Die Rechtsmittelwerberin leitet ihre Amtshaftungsansprüche aus der Verletzung der Entscheidungspflicht durch die Abgabenbehörde zweiter Instanz ab; durch diese Säumnis sei sie außerstande gesetzt worden, deren Bescheid rechtzeitig beim Verfassungsgerichtshof anzufechten und so in den Genuß der Anlaßwirkung iS des Art 140 Abs 7 B-VG zu gelangen. Der Verfassungsgerichtshof vertrete seit 1984 die Auffassung, daß dem Anlaßfall im engeren Sinn, anläßlich dessen das Gesetzesprüfungsverfahren tatsächlich eingeleitet wurde, jene Fälle gleichzuhalten seien, die bei Beginn der mündlichen Verhandlung oder, wenn eine solche unterbleibt, bei Beginn der nichtöffentlichen Beratung des Gerichtshofes im Normprüfungsverfahren anhängig sind (VfSlg 10616, 10067; vgl auch Walter-Mayer, Grundriß des österr. Bundesverfassungsrechts6 Rz 1170). Die von der beklagten Partei gegen diese Rechtsprechung im Verfahren und auch noch in der Revisionsbeantwortung geäußerten Bedenken änderten daran nichts.

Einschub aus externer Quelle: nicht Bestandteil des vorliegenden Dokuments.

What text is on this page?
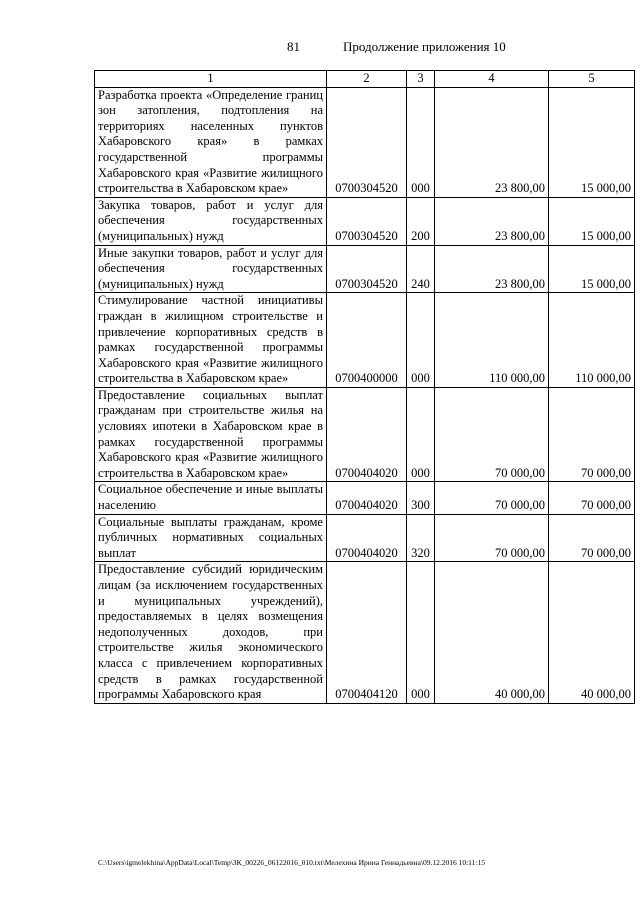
81	Продолжение приложения 10
1	2	3	4	5
Разработка проекта «Определение границ зон затопления, подтопления на территориях населенных пунктов Хабаровского края» в рамках государственной программы Хабаровского края «Развитие жилищного строительства в Хабаровском крае»	0700304520	000	23 800,00	15 000,00
Закупка товаров, работ и услуг для обеспечения государственных (муниципальных) нужд	0700304520	200	23 800,00	15 000,00
Иные закупки товаров, работ и услуг для обеспечения государственных (муниципальных) нужд	0700304520	240	23 800,00	15 000,00
Стимулирование частной инициативы граждан в жилищном строительстве и привлечение корпоративных средств в рамках государственной программы Хабаровского края «Развитие жилищного строительства в Хабаровском крае»	0700400000	000	110 000,00	110 000,00
Предоставление социальных выплат гражданам при строительстве жилья на условиях ипотеки в Хабаровском крае в рамках государственной программы Хабаровского края «Развитие жилищного строительства в Хабаровском крае»	0700404020	000	70 000,00	70 000,00
Социальное обеспечение и иные выплаты населению	0700404020	300	70 000,00	70 000,00
Социальные выплаты гражданам, кроме публичных нормативных социальных выплат	0700404020	320	70 000,00	70 000,00
Предоставление субсидий юридическим лицам (за исключением государственных и муниципальных учреждений), предоставляемых в целях возмещения недополученных доходов, при строительстве жилья экономического класса с привлечением корпоративных средств в рамках государственной программы Хабаровского края	0700404120	000	40 000,00	40 000,00
C:\Users\igmelekhina\AppData\Local\Temp\ЗК_00226_06122016_010.txt\Мелехина Ирина Геннадьевна\09.12.2016 10:11:15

Die beklagte Partei bestreitet die Rechtswidrigkeit des Verhaltens ihrer zu möglichst raschen Erledigung ("ohne unnötigen Aufschub") der Berufung der klagenden Partei berufenen Organe (§ 311 Abs 1 BAO) nicht. Verletzt die Abgabenbehörde zweiter Instanz, gleichviel, ob sie als Rechtsmittelbehörde oder als funktionell erstinstanzliche Behörde einschreitet, ihre Entscheidungspflicht, kann ihre Untätigkeit nicht mehr im Verwaltungsverfahren, sondern nur mehr mit Säumnisbeschwerde an den Verwaltungsgerichtshof nach Art 132 B-VG bekämpft werden (Stoll; BAO, Handbuch, 748), weil die Abgabenbehörde zweiter Instanz jene oberste Behörde iS des § 27 VwGG ist, die im Verwaltungsverfahren, sei es im Instanzenzug, sei es im Wege eines Antrages auf Übergang der Entscheidungspflicht, angerufen werden kann. Die zur Wahrnehmung der Entscheidungspflicht in der eben genannten Bestimmung vorgesehene sechsmonatige Frist läuft von dem Tag, an dem der Antrag auf Sachentscheidung bei der Stelle eingelangt ist, bei der er einzubringen war, wobei der Tag des Einlangens bei der Verwaltungsbehörde in den Lauf der sechsmonatigen Frist des § 27 VwGG nicht eingerechnet wird (VwSlgNF 8304 A). Die Berufungsschrift der klagenden Partei gegen den Bescheid der Abgabenbehörde erster Instanz vom 27.Februar 1987 langte nach den Feststellungen am 24.März 1987 - als maßgeblichem Stichtag für die Fristberechnung nach § 27 VwGG (VwSlgNF 5329 A) - bei der Abgabenbehörde erster Instanz ein: Die Berufungsbehörde hätte deshalb zur Vermeidung einer Verletzung ihrer Entscheidungspflicht über die Berufung innerhalb von sechs Monaten zu entscheiden gehabt. Tatsächlich entschied die Abgabenbehörde zweiter Instanz aber erst mit Bescheid vom 3.März 1988. Trotz Säumnis der Abgabenbehörde zweiter Instanz mit der Entscheidung über die Berufung der klagenden Partei hat die klagende Partei jedoch nach dem 25.September 1987 keine - nun zulässige - Säumnisbeschwerde nach Art 132 B-VG an den Verwaltungsgerichtshof erhoben.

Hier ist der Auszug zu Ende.